The Wikipedia page in December 2018 draws mainly from the International Publishers’ Association’s 2013-2014 report. Summing up publications for new books and reprints from that report shows 1,864,971 from 2013, or 4,131,389 if you look at all listed years.
2,210,000 is the sum of books published from the most recent available year in each of the 119 countries listed on the December 2018 version of the Books published per country per year Wikipedia page. Those years span from 1990 until 2017. ChatGPT told me UNESCO estimated 2.2 million books were printed in 2009, because a human misattributed a source, and the computer is a lying plagiarist.
Hidden Intellectual Property Infringement
The only reason I can trace a source for ChatGPT claiming that UNESCO published a report about new books in 2009, is because I can find only one article making the same incorrect claim. If ChatGPT were accurate, or many sources made the same wrong claim, it would have been harder to discover how ChatGPT got it’s information.
Several AIs that generate images from text prompts are currently the subjects of intellectual property litigation for the training data they used. This article is long enough without an explanation of deep learning, and several other types of machine learning for images. For purposes here it’s enough to say these AIs are trained by examining similarities and patterns between a huge volume of images.

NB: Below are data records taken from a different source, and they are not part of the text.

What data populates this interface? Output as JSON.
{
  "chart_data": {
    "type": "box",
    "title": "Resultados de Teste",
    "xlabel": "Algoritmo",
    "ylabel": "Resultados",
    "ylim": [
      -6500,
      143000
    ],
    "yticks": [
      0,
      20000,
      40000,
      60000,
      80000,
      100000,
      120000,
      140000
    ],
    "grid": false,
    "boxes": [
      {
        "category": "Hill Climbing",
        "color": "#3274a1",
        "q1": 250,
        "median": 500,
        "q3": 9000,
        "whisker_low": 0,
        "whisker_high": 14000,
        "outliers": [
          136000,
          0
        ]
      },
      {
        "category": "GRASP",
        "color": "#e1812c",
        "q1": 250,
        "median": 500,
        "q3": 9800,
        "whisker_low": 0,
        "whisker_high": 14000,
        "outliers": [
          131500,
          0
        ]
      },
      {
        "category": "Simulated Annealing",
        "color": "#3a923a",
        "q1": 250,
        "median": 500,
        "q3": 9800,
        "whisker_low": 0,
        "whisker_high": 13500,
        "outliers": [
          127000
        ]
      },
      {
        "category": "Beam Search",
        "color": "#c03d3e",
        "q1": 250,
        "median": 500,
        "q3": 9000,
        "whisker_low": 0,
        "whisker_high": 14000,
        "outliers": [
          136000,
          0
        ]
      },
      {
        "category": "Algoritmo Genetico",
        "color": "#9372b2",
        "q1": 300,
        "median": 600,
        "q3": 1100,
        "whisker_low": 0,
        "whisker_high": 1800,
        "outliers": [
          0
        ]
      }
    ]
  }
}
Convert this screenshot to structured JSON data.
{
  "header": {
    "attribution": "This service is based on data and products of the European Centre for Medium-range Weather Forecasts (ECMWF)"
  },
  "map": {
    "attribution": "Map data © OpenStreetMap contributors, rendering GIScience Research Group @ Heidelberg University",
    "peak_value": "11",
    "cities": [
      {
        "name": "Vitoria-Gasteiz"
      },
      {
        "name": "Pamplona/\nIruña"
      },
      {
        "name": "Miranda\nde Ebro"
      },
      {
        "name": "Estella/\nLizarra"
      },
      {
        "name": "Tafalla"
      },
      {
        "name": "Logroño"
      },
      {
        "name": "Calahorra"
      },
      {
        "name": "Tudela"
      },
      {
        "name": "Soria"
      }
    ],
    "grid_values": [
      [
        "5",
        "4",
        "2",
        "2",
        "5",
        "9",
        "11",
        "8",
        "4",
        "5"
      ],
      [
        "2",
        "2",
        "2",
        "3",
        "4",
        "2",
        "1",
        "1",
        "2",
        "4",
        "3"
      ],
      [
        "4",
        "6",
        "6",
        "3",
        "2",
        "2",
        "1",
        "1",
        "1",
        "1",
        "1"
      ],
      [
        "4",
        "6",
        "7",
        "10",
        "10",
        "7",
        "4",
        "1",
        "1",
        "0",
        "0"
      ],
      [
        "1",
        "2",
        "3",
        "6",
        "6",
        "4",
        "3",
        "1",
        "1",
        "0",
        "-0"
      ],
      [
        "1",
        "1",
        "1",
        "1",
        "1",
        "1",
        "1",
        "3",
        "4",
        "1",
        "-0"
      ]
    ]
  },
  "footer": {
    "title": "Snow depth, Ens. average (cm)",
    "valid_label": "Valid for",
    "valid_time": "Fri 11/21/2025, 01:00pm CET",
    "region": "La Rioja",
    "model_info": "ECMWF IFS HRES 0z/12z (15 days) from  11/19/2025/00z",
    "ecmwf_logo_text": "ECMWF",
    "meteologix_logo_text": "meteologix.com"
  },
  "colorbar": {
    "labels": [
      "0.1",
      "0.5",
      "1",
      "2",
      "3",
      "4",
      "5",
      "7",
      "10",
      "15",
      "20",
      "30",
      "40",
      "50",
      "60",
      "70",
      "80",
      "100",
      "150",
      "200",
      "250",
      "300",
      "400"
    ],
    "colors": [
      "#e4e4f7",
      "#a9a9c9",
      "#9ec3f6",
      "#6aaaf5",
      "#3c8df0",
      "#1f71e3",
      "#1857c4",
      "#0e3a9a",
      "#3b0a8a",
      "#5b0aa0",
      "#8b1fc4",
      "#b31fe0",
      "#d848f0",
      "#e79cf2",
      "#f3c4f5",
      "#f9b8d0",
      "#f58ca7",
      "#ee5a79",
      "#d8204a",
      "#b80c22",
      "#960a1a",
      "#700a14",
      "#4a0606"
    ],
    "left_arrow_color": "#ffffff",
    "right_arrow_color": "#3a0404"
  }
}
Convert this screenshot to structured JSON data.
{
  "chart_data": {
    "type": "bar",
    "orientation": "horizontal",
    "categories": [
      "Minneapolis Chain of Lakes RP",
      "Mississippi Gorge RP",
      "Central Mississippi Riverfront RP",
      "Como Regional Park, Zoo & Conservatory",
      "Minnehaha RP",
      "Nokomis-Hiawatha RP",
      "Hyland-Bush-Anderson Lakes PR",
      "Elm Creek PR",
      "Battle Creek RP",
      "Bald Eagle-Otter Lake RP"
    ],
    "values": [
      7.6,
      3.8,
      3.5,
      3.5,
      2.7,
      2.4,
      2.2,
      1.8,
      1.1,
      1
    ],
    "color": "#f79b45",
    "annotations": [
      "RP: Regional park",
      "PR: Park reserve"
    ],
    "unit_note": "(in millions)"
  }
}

When the AI creates an image, that image is a remix of the training data, sometimes that image is even close to being a copy of a single image.
An AI’s creators may always be able to see what data contributed to generating a specific work. However, avoiding lawsuits and maintaining a competitive advantage leaves companies unlikely to share that information. Developers of these systems may even intentionally obfuscate sourcing.
The general public won’t get to work backwards from a known output, through hidden layers, all the way to the inputs. With more AI works generated by more machine learning models the volume of data becomes unmanageable. People who edit AI generated works passing them off as human creations will potentially remove any chance of reverse engineering to uncover which specific inputs created each work.
With rampant and unchecked copyright infringement we will see a feedback loop where AIs are trained by AI generated content. Instead of publishing outrage bait articles where an AI trained with science fiction answers hypothetical questions about how it will end humanity, perhaps we should be talking about how humanity is stepping on an AI rake.
- Tic-Tac-Toe is much less complex than chess, with at most 362,880 move combinations. Far fewer moves when you consider the rules of the game. Playing to win further reduces the possible game tree. At just over 1400 pages Tic Tac Tome allows a human to play Tic-Tac-Toe against a physical book.
- This IBM chess program doesn’t seem to have a name. The development was lead by Alex Bernstein, and several chess websites call it The Bernstein Chess Program.